Friday, February 18, 2022

 

Obscurity of the Day: John Sapp, Demobilized Doughboy

 







Philadelphia cartoonist Joe Cunningham went off to fight in World War I, and when he was finished with his part of winning the war, it occurred to him to chronicle his re-entry to civilian life in cartoon form.Thus was born John Sapp, Demobilized Doughboy. The feature began as a series of illustrated columns in the Philadelphia Evening Ledger in January 1919, then lay fallow for awhile before restarting as a daily strip on March 31 1919. 

Cunningham was never going to give S.J. Perelman a run for his money as a humorist, but the gags in John Sapp, which soon devolved into, at best, standard jokebook fare, are downright embarrassing.
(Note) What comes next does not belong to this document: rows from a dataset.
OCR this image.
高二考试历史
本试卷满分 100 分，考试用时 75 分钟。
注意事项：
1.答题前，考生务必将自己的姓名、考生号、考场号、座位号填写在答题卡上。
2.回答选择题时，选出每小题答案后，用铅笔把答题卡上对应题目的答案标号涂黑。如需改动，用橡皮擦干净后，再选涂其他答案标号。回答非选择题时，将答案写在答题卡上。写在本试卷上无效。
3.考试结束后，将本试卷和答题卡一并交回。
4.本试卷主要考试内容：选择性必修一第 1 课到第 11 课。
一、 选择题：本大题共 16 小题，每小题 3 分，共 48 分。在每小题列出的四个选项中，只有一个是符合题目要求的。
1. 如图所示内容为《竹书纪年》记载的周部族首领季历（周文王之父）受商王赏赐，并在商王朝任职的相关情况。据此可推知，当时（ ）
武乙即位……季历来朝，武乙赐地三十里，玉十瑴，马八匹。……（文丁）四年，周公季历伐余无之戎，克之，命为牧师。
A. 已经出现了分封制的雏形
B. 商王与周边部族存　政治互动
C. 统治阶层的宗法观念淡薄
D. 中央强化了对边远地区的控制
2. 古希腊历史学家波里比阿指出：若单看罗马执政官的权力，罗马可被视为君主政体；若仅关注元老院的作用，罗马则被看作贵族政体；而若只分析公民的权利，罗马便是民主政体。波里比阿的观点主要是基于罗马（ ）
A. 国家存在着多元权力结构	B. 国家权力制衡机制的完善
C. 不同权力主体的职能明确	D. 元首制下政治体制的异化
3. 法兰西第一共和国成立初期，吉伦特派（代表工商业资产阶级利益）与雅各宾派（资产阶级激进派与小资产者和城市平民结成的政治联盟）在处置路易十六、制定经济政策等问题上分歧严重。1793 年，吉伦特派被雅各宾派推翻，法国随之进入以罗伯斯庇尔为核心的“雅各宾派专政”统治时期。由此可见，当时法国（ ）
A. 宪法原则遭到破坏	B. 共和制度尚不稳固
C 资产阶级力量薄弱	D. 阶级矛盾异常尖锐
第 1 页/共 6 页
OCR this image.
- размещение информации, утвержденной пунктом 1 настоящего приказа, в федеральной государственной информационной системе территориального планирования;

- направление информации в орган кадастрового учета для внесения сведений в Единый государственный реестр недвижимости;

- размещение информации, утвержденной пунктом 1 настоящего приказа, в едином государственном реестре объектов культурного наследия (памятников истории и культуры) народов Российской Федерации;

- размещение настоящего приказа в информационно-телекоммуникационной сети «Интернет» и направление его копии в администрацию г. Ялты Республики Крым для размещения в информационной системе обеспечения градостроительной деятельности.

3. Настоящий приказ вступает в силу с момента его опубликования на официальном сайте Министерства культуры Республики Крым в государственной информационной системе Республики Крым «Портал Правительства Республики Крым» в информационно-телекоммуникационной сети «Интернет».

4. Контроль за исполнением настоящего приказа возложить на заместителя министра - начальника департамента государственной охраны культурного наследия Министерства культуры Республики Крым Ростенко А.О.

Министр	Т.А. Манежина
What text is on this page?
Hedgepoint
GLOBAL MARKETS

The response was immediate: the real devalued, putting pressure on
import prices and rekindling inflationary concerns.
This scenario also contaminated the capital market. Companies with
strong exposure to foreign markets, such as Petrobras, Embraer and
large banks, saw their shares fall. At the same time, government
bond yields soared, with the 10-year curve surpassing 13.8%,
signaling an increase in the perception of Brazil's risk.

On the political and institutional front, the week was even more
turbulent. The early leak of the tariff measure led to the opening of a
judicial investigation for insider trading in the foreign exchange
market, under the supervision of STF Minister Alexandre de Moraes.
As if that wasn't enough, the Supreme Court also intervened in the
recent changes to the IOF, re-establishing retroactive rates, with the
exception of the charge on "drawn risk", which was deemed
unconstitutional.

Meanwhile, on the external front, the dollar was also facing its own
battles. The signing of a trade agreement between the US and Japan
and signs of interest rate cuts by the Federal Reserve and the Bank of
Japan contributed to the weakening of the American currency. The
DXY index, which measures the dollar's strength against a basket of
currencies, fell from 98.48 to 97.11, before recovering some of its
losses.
Cunningham was a perfectly adequate sports cartoonist, and he should have stuck with that. But he must have had some dirt on someone at the Ledger because his whims to start strips were indulged over and over again. As a returning war vet, perhaps the Ledger felt this strip was his due. But even honoring a veteran has its limits, and the Evening Ledger stopped running the strip on August 23 1919. But in syndication, surpringly, the strip actually lasted even longer. The final strip in the series, shown as the bottom example here, ran on September 20 1919**. Thankfully John Sapp's 'vacation' proved to be permanent.